SAN DIEGO – A doctor who wrote prescriptions for nearly a million tablets of the painkiller hydrocone last year has been charged with seven others in what authorities described as a strike against a ring that smuggled prescription drugs to Mexico from the U.S., according to federal indictments obtained Friday.

The unusual operation brought a flood of yellow and blue hydrocodone tablets to Tijuana pharmacies, where American addicts snapped them up over the counter on jaunts across the border from San Diego, investigators said.

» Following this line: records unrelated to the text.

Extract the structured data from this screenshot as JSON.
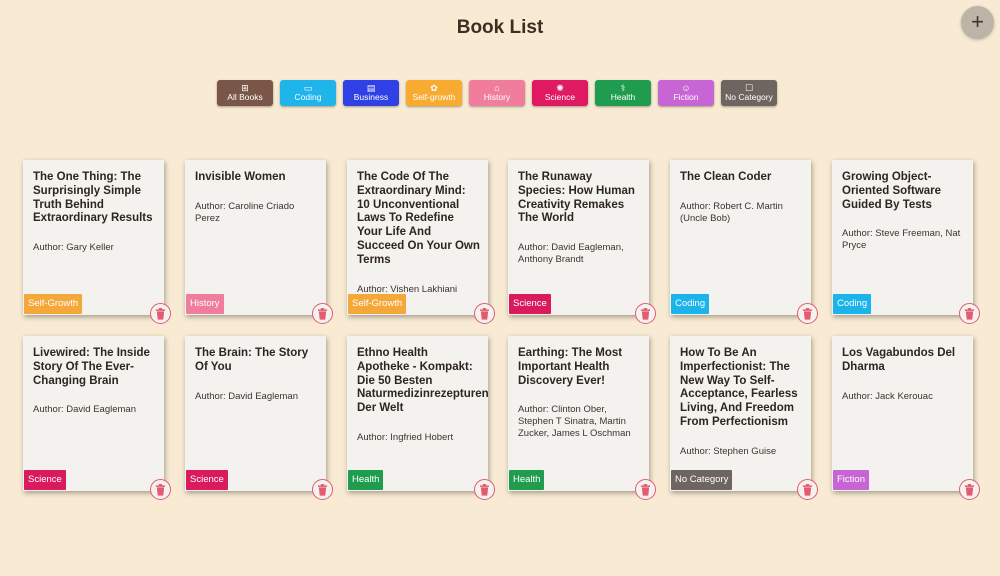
{
  "header": {
    "title": "Book List",
    "add_label": "+"
  },
  "filters": [
    {
      "label": "All Books",
      "icon": "⊞",
      "color": "#7a5649"
    },
    {
      "label": "Coding",
      "icon": "▭",
      "color": "#1fb5ea"
    },
    {
      "label": "Business",
      "icon": "▤",
      "color": "#2f41e5"
    },
    {
      "label": "Self-growth",
      "icon": "✿",
      "color": "#f7ab31"
    },
    {
      "label": "History",
      "icon": "⌂",
      "color": "#f07d9b"
    },
    {
      "label": "Science",
      "icon": "✺",
      "color": "#e01a62"
    },
    {
      "label": "Health",
      "icon": "⚕",
      "color": "#1f9c4d"
    },
    {
      "label": "Fiction",
      "icon": "☺",
      "color": "#c865d5"
    },
    {
      "label": "No Category",
      "icon": "☐",
      "color": "#6e6560"
    }
  ],
  "books": [
    {
      "title": "The One Thing: The Surprisingly Simple Truth Behind Extraordinary Results",
      "author": "Author: Gary Keller",
      "category": "Self-Growth",
      "color": "#f4a83a"
    },
    {
      "title": "Invisible Women",
      "author": "Author: Caroline Criado Perez",
      "category": "History",
      "color": "#ef7d9b"
    },
    {
      "title": "The Code Of The Extraordinary Mind: 10 Unconventional Laws To Redefine Your Life And Succeed On Your Own Terms",
      "author": "Author: Vishen Lakhiani",
      "category": "Self-Growth",
      "color": "#f4a83a"
    },
    {
      "title": "The Runaway Species: How Human Creativity Remakes The World",
      "author": "Author: David Eagleman, Anthony Brandt",
      "category": "Science",
      "color": "#d91a5d"
    },
    {
      "title": "The Clean Coder",
      "author": "Author: Robert C. Martin (Uncle Bob)",
      "category": "Coding",
      "color": "#1ab3ea"
    },
    {
      "title": "Growing Object-Oriented Software Guided By Tests",
      "author": "Author: Steve Freeman, Nat Pryce",
      "category": "Coding",
      "color": "#1ab3ea"
    },
    {
      "title": "Livewired: The Inside Story Of The Ever-Changing Brain",
      "author": "Author: David Eagleman",
      "category": "Science",
      "color": "#d91a5d"
    },
    {
      "title": "The Brain: The Story Of You",
      "author": "Author: David Eagleman",
      "category": "Science",
      "color": "#d91a5d"
    },
    {
      "title": "Ethno Health Apotheke - Kompakt: Die 50 Besten Naturmedizinrezepturen Der Welt",
      "author": "Author: Ingfried Hobert",
      "category": "Health",
      "color": "#1f9c4d"
    },
    {
      "title": "Earthing: The Most Important Health Discovery Ever!",
      "author": "Author: Clinton Ober, Stephen T Sinatra, Martin Zucker, James L Oschman",
      "category": "Health",
      "color": "#1f9c4d"
    },
    {
      "title": "How To Be An Imperfectionist: The New Way To Self-Acceptance, Fearless Living, And Freedom From Perfectionism",
      "author": "Author: Stephen Guise",
      "category": "No Category",
      "color": "#6e6560"
    },
    {
      "title": "Los Vagabundos Del Dharma",
      "author": "Author: Jack Kerouac",
      "category": "Fiction",
      "color": "#c865d5"
    }
  ]
}
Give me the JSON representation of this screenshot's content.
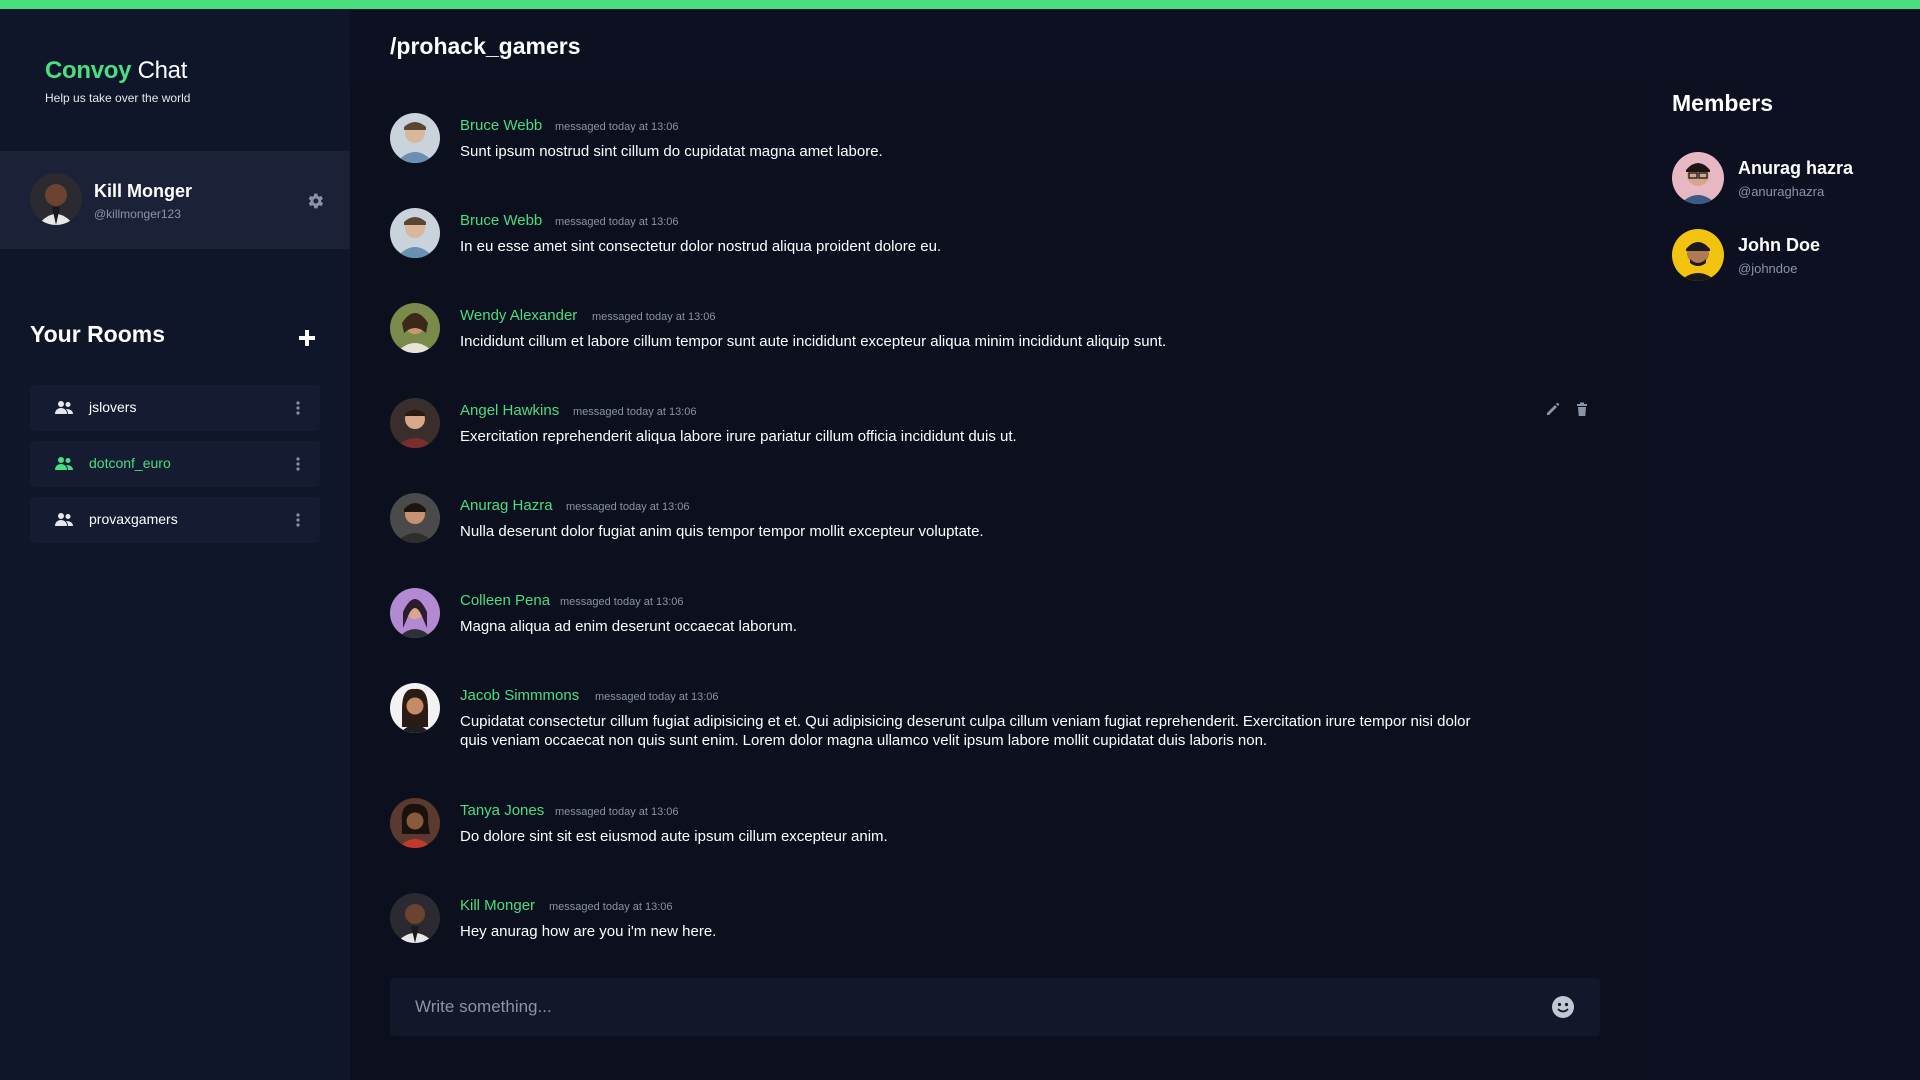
{
  "brand": {
    "name_accent": "Convoy",
    "name_rest": " Chat",
    "tagline": "Help us take over the world"
  },
  "colors": {
    "accent": "#4ade80",
    "background": "#0c1021",
    "sidebar": "#10162a",
    "card": "#1b2238",
    "muted": "#8b93a7"
  },
  "user": {
    "name": "Kill Monger",
    "handle": "@killmonger123",
    "settings_icon": "gear-icon"
  },
  "rooms": {
    "title": "Your Rooms",
    "add_icon": "plus-icon",
    "items": [
      {
        "label": "jslovers",
        "active": false
      },
      {
        "label": "dotconf_euro",
        "active": true
      },
      {
        "label": "provaxgamers",
        "active": false
      }
    ]
  },
  "channel": {
    "title": "/prohack_gamers"
  },
  "messages": [
    {
      "author": "Bruce Webb",
      "meta": "messaged today at 13:06",
      "text": "Sunt ipsum nostrud sint cillum do cupidatat magna amet labore."
    },
    {
      "author": "Bruce Webb",
      "meta": "messaged today at 13:06",
      "text": "In eu esse amet sint consectetur dolor nostrud aliqua proident dolore eu."
    },
    {
      "author": "Wendy Alexander",
      "meta": "messaged today at 13:06",
      "text": "Incididunt cillum et labore cillum tempor sunt aute incididunt excepteur aliqua minim incididunt aliquip sunt."
    },
    {
      "author": "Angel Hawkins",
      "meta": "messaged today at 13:06",
      "text": "Exercitation reprehenderit aliqua labore irure pariatur cillum officia incididunt duis ut."
    },
    {
      "author": "Anurag Hazra",
      "meta": "messaged today at 13:06",
      "text": "Nulla deserunt dolor fugiat anim quis tempor tempor mollit excepteur voluptate."
    },
    {
      "author": "Colleen Pena",
      "meta": "messaged today at 13:06",
      "text": "Magna aliqua ad enim deserunt occaecat laborum."
    },
    {
      "author": "Jacob Simmmons",
      "meta": "messaged today at 13:06",
      "text": "Cupidatat consectetur cillum fugiat adipisicing et et. Qui adipisicing deserunt culpa cillum veniam fugiat reprehenderit. Exercitation irure tempor nisi dolor quis veniam occaecat non quis sunt enim. Lorem dolor magna ullamco velit ipsum labore mollit cupidatat duis laboris non."
    },
    {
      "author": "Tanya Jones",
      "meta": "messaged today at 13:06",
      "text": "Do dolore sint sit est eiusmod aute ipsum cillum excepteur anim."
    },
    {
      "author": "Kill Monger",
      "meta": "messaged today at 13:06",
      "text": "Hey anurag how are you i'm new here."
    }
  ],
  "message_tools": {
    "edit_icon": "pencil-icon",
    "delete_icon": "trash-icon"
  },
  "composer": {
    "placeholder": "Write something...",
    "emoji_icon": "smiley-icon"
  },
  "members": {
    "title": "Members",
    "items": [
      {
        "name": "Anurag hazra",
        "handle": "@anuraghazra"
      },
      {
        "name": "John Doe",
        "handle": "@johndoe"
      }
    ]
  }
}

Authorities speculate that it was easier for smugglers to unload large batches of pills at those loosely regulated pharmacies than to distribute them in small amounts through American street dealers.

It’s also profitable: A smuggler who buys a pill for about $2 in the United States can sell it to a Mexican pharmacy for about $3.50, and the American addict pays about $6 to bring it back home.

“We got Tijuana in the palm of our hand,” Jason Lewis, one of the accused smugglers, said in a wiretapped conversation, according to a search warrant affidavit filed in the case. “We’ve been doing this for years, bro.”

The risk of getting caught carrying drugs across the border into Mexico is minuscule. Motorists and pedestrians are almost never stopped for questioning, unlike the tough scrutiny they face when entering the United States.

No hydrocodone pills and only 90 oxycodone pills were seized from Mexico-bound travelers at U.S. border crossings in fiscal 2009, the year before the investigation began.

“This organization found the black market in Mexico as the least risky way to conduct their business,” said Derek Benner, special agent in charge of investigations at U.S. Immigration and Customs Enforcement in San Diego.

Investigators say the San Diego ring is the first they found that was smuggling drugs into Mexico.

The 17-month investigation resulted in Tuesday’s arrest of Dr. Tyron Reece, a 71-year-old general practitioner who runs a solo practice in the Los Angeles suburb of Inglewood.

Reece wrote prescriptions last year for about 920,000 hydrocodone pills, which are commonly sold under the brand names Vicodin and Lortab, authorities said.

Investigators said Anthony Wright, 67, drove rented cars several times a day to Los Angeles from a distant suburb to get the pills to couriers who lived in San Diego’s northern suburbs.

Smugglers strapped pills to their bodies or hid them in engine compartments before crossing the border.